Lott also suggests that Judge Savell could not properly dismiss Lott's case without prior notice of his intent to do so and without affording Lott the opportunity to present additional evidence. This claim, however, hinges on Lott's mistaken assumption that Judge Savell held Lott to procedural standards specified in Criminal Rule 35.1. Lott apparently relies in this regard on Criminal Rule 35.1(f)(2), empowering the court to dismiss a facially insufficient post-conviction relief action sua sponte, provided that the applicant is given advance notice of the court's intent to dismiss and an opportunity to correct the defects in the application.

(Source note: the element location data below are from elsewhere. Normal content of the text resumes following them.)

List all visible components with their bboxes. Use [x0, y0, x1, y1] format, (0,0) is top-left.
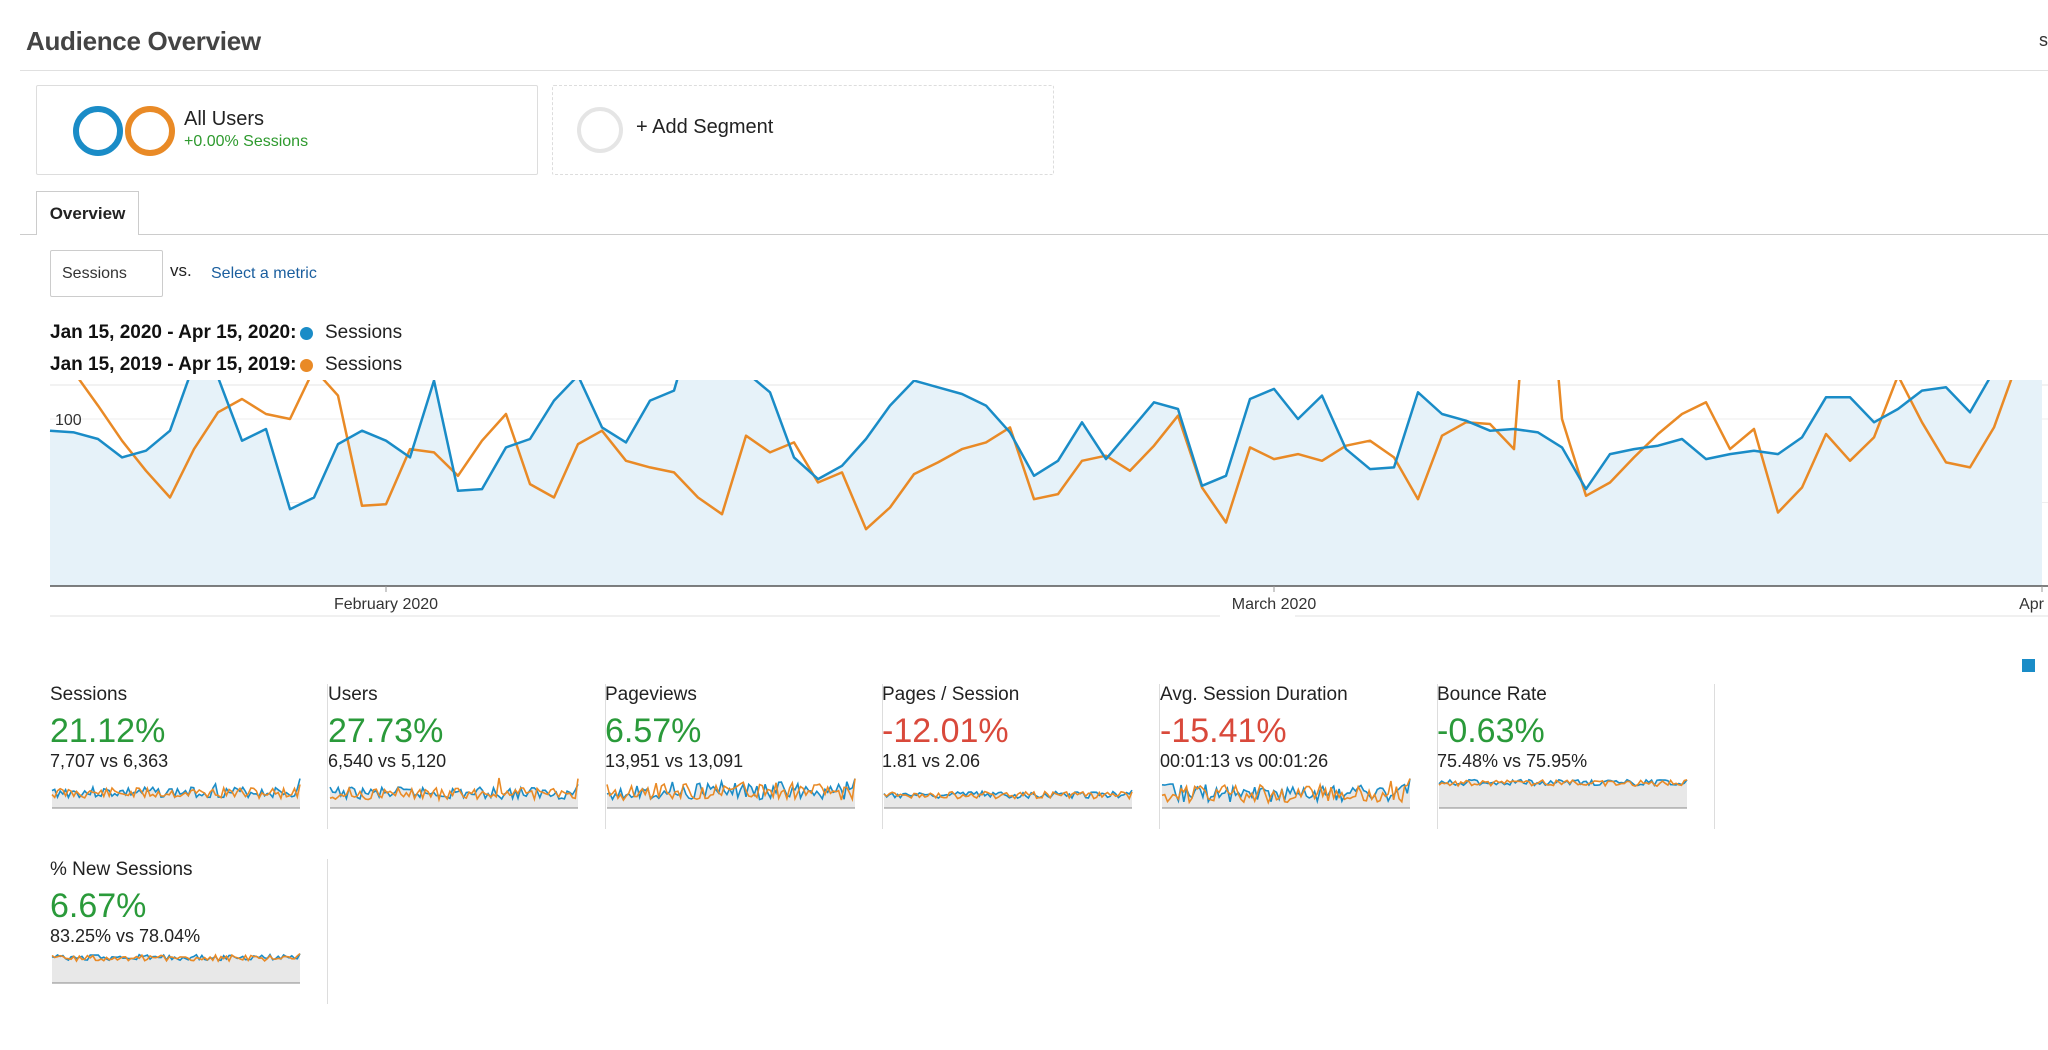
legend-dot-icon: [300, 326, 313, 340]
metric-sparkline: [883, 789, 1133, 809]
tab-bar-line: [20, 234, 2048, 235]
metric-change: -12.01%: [882, 712, 1009, 750]
metric-comparison: 83.25% vs 78.04%: [50, 926, 201, 946]
metric-comparison: 13,951 vs 13,091: [605, 751, 744, 771]
metric-tile[interactable]: Bounce Rate -0.63% 75.48% vs 75.95%: [1437, 684, 1715, 829]
metric-comparison: 75.48% vs 75.95%: [1437, 751, 1588, 771]
tab-overview[interactable]: Overview: [36, 191, 139, 235]
metric-tile[interactable]: % New Sessions 6.67% 83.25% vs 78.04%: [50, 859, 328, 1004]
metric-label: Pageviews: [605, 684, 697, 705]
sparkline-previous: [51, 952, 301, 963]
select-metric-link[interactable]: Select a metric: [211, 265, 317, 282]
legend-row-current: Jan 15, 2020 - Apr 15, 2020: Sessions: [50, 322, 402, 344]
metric-tile[interactable]: Pages / Session -12.01% 1.81 vs 2.06: [882, 684, 1160, 829]
header-truncated-text[interactable]: s: [2039, 30, 2048, 50]
metric-tile[interactable]: Avg. Session Duration -15.41% 00:01:13 vs …: [1160, 684, 1438, 829]
sparkline-previous: [606, 778, 856, 803]
add-segment-label: + Add Segment: [636, 116, 774, 138]
metric-change: -0.63%: [1437, 712, 1545, 750]
sparkline-previous: [51, 784, 301, 801]
metric-label: Sessions: [50, 684, 128, 705]
legend-date-range: Jan 15, 2020 - Apr 15, 2020:: [50, 322, 297, 343]
segment-sessions-change: +0.00% Sessions: [184, 133, 309, 150]
metric-select[interactable]: Sessions: [50, 250, 163, 297]
sparkline-area: [1439, 779, 1687, 808]
sparkline-previous: [329, 777, 579, 803]
metric-comparison: 7,707 vs 6,363: [50, 751, 169, 771]
legend-metric: Sessions: [325, 322, 403, 343]
x-tick-label: Apr: [2019, 596, 2045, 613]
sparkline-area: [607, 778, 855, 808]
metric-tile[interactable]: Sessions 21.12% 7,707 vs 6,363: [50, 684, 328, 829]
metric-label: Pages / Session: [882, 684, 1020, 705]
metric-label: Avg. Session Duration: [1160, 684, 1348, 705]
metric-tile[interactable]: Pageviews 6.57% 13,951 vs 13,091: [605, 684, 883, 829]
segment-name: All Users: [184, 108, 265, 130]
x-tick-label: February 2020: [334, 596, 438, 613]
current-series-line[interactable]: [49, 380, 2042, 511]
sparkline-area: [1162, 778, 1410, 808]
sparkline-area: [330, 784, 578, 808]
metric-comparison: 6,540 vs 5,120: [328, 751, 447, 771]
sparkline-previous: [1161, 778, 1411, 805]
page-title: Audience Overview: [26, 26, 261, 56]
add-segment-box[interactable]: + Add Segment: [552, 85, 1054, 175]
x-tick-label: March 2020: [1232, 596, 1317, 613]
segment-all-users[interactable]: All Users +0.00% Sessions: [36, 85, 538, 175]
sparkline-previous: [1438, 778, 1688, 788]
metric-sparkline: [329, 777, 579, 809]
current-series-area: [50, 380, 2042, 586]
metric-sparkline: [1438, 778, 1688, 809]
vs-label: vs.: [170, 261, 192, 280]
metric-comparison: 1.81 vs 2.06: [882, 751, 981, 771]
metric-label: % New Sessions: [50, 859, 193, 880]
metric-tile[interactable]: Users 27.73% 6,540 vs 5,120: [328, 684, 606, 829]
chart-legend-square-icon[interactable]: [2022, 659, 2035, 672]
legend-dot-icon: [300, 358, 313, 372]
header-divider: [20, 70, 2048, 71]
previous-series-line[interactable]: [50, 380, 2042, 531]
metric-change: 6.67%: [50, 887, 147, 925]
sparkline-previous: [883, 790, 1133, 801]
metric-change: 6.57%: [605, 712, 702, 750]
metric-change: -15.41%: [1160, 712, 1287, 750]
y-tick-label: 100: [55, 412, 82, 429]
metric-label: Users: [328, 684, 378, 705]
metric-label: Bounce Rate: [1437, 684, 1547, 705]
sparkline-area: [52, 953, 300, 983]
legend-metric: Sessions: [325, 354, 403, 375]
metric-change: 27.73%: [328, 712, 444, 750]
metric-sparkline: [1161, 778, 1411, 809]
segment-ring-orange-icon: [125, 106, 175, 156]
segment-ring-blue-icon: [73, 106, 123, 156]
legend-row-previous: Jan 15, 2019 - Apr 15, 2019: Sessions: [50, 354, 402, 376]
metric-sparkline: [606, 778, 856, 809]
metric-sparkline: [51, 778, 301, 809]
empty-segment-circle-icon: [577, 107, 623, 153]
sparkline-area: [884, 790, 1132, 808]
metric-sparkline: [51, 952, 301, 984]
legend-date-range: Jan 15, 2019 - Apr 15, 2019:: [50, 354, 297, 375]
metric-comparison: 00:01:13 vs 00:01:26: [1160, 751, 1329, 771]
metric-change: 21.12%: [50, 712, 166, 750]
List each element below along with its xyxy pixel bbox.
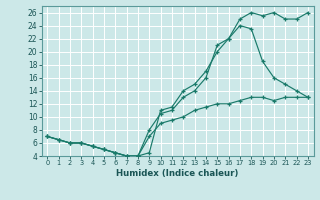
X-axis label: Humidex (Indice chaleur): Humidex (Indice chaleur) xyxy=(116,169,239,178)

See, e.g., Hampton v. Huston, 653 P.2d 1058 (Alaska App. 1982). Our holding that the principles of Jones applied in Lott's case were substantive principles relating to all ineffective assistance of counsel claims, rather than procedural principles unique to post-conviction relief actions, largely disposes of this argument. However, we note that even if the trial court had held Lott to the procedural requirements of Rule 35.1 in this case, advance notice of dismissal would not have been required under Rule 35.1(f)(2). Here, the court did not dismiss Lott's motion sua sponte, based on a deficiency in Lott's pleadings. Instead, the court denied Lott's motion on its merits after affording him a full opportunity to present evidence to establish his claim.